The Gates Foundation still says that the new test should cost about $5, and that it has received regulatory approval from the European Union and been granted marketing authorization in many emerging markets, including India. But approval from the World Health Organization is still pending, and that will be necessary to allow agencies of the United Nations to procure the test.

Shastri says that even if the test becomes available, he is likely to use it only as a second step after the acetic acid screen. The current cost of screening one woman is about 30 Indian rupees, about half a U.S. dollar. Even if the cost of HPV viral testing can drop to $2, it will still best be used to make sure that cancer is detected in women whose cervixes show white areas after being exposed to acetic acid.

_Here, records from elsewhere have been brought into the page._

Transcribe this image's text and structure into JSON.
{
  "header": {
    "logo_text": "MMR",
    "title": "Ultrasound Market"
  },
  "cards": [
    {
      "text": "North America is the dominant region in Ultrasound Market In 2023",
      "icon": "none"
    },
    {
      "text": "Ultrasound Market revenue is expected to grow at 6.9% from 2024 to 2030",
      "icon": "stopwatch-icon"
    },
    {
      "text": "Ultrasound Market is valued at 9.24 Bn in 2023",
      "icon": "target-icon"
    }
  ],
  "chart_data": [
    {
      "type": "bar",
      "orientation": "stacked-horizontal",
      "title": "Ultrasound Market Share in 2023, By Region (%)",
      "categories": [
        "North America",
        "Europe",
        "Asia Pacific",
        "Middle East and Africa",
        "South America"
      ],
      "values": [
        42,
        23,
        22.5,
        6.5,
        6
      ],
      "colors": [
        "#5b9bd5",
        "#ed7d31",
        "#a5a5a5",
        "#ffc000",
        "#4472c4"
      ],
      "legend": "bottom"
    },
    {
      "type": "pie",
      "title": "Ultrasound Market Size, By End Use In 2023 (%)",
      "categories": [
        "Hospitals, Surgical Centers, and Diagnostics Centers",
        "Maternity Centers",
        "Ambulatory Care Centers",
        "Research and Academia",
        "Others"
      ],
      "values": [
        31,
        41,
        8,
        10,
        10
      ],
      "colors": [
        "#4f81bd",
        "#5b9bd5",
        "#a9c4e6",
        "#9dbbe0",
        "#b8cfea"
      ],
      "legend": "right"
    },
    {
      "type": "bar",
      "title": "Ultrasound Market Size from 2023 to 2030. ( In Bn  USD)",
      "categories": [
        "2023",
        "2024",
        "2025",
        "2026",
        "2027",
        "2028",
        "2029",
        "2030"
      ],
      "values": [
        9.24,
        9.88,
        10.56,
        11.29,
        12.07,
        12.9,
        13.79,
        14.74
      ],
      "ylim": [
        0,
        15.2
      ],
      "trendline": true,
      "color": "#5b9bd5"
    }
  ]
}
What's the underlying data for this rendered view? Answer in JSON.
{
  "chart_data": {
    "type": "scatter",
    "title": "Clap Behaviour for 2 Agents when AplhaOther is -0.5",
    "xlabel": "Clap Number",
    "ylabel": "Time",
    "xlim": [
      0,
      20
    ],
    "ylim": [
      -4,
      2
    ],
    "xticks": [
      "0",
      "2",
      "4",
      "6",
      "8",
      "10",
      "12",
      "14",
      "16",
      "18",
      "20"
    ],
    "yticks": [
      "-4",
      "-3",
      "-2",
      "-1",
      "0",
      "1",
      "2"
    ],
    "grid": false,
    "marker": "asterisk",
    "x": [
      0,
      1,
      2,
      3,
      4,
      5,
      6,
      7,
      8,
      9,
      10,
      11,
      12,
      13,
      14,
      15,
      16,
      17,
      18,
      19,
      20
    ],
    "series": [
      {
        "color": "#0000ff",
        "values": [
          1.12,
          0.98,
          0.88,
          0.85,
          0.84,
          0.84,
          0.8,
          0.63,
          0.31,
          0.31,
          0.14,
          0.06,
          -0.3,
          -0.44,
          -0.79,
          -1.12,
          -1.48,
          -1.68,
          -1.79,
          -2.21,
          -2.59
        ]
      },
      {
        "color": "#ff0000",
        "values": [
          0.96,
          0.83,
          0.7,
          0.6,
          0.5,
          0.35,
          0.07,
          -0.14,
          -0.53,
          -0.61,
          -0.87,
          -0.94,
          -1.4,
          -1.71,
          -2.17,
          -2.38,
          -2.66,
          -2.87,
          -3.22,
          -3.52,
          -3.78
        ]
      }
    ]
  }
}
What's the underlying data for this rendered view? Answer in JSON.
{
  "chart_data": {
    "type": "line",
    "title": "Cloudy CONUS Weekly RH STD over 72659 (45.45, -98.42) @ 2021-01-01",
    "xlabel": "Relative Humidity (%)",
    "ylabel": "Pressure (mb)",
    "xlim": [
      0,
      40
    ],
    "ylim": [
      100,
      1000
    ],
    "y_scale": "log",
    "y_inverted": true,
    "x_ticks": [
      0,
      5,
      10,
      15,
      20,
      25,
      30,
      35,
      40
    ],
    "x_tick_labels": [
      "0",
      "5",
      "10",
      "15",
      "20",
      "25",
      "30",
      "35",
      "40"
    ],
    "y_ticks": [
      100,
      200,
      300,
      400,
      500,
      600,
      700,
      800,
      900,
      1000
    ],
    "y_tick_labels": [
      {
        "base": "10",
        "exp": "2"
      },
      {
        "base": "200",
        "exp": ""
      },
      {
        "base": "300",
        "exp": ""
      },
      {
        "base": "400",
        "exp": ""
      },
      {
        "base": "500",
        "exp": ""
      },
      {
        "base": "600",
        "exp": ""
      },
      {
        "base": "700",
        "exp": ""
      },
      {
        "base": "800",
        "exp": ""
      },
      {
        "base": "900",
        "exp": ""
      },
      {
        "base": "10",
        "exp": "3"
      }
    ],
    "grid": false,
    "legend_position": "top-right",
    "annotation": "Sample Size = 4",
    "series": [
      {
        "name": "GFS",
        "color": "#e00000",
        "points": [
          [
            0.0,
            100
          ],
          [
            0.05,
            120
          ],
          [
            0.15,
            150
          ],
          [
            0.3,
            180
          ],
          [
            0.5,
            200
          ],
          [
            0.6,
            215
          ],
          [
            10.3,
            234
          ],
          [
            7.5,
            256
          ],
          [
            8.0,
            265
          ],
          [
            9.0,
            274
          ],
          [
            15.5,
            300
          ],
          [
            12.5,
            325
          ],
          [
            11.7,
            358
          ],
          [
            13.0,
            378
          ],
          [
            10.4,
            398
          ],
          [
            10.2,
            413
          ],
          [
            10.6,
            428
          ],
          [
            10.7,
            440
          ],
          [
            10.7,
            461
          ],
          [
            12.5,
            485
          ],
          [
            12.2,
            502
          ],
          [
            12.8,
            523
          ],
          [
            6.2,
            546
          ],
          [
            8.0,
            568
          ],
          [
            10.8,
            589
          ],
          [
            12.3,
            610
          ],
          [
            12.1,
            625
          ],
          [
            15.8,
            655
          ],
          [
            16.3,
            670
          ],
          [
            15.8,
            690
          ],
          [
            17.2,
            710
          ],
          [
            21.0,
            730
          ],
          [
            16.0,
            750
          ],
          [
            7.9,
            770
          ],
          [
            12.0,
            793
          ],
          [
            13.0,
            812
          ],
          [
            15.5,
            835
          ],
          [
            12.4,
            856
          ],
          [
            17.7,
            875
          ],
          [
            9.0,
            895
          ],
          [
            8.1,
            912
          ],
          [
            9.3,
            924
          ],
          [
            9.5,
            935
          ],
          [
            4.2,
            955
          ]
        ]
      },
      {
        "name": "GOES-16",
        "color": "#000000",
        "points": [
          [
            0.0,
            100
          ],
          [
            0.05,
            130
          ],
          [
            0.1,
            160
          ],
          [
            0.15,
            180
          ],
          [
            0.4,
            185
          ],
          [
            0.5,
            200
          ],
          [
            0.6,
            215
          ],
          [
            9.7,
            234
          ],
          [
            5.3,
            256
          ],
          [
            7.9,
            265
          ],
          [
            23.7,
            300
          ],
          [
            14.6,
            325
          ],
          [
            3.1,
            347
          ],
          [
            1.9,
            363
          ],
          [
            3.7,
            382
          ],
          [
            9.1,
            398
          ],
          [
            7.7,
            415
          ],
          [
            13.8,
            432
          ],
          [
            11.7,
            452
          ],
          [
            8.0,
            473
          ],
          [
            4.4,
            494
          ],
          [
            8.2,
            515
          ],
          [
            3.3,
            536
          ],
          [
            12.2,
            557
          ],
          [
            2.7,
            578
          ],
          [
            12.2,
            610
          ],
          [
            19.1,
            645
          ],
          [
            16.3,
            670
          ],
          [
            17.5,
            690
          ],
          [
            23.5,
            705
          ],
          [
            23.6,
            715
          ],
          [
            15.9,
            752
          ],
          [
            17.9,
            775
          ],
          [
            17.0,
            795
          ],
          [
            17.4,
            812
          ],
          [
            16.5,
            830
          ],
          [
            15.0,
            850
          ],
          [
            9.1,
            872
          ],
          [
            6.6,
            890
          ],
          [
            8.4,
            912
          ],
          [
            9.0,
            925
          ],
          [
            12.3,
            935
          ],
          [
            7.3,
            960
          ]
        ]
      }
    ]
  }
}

Other methods are also being used to help to reduce the number of cervical cancer deaths, too. Last month, Merck and GlaxoSmithKline dropped the prices of the two vaccines against HPV, Gardasil and Cervarix, to $4.50 and $4.60 per dose for use in the developing world. That's less than one-twentieth the price in the developed world.

There is also some good news on the treatment front: researchers at the ASCO meeting announced that Roche's Avastin can extend the life of an average woman with late-stage cervical cancer by four months to 17 months. It is not yet clear what can be done to get Avastin, which costs tens of thousands per year, available to rural women in the developing world.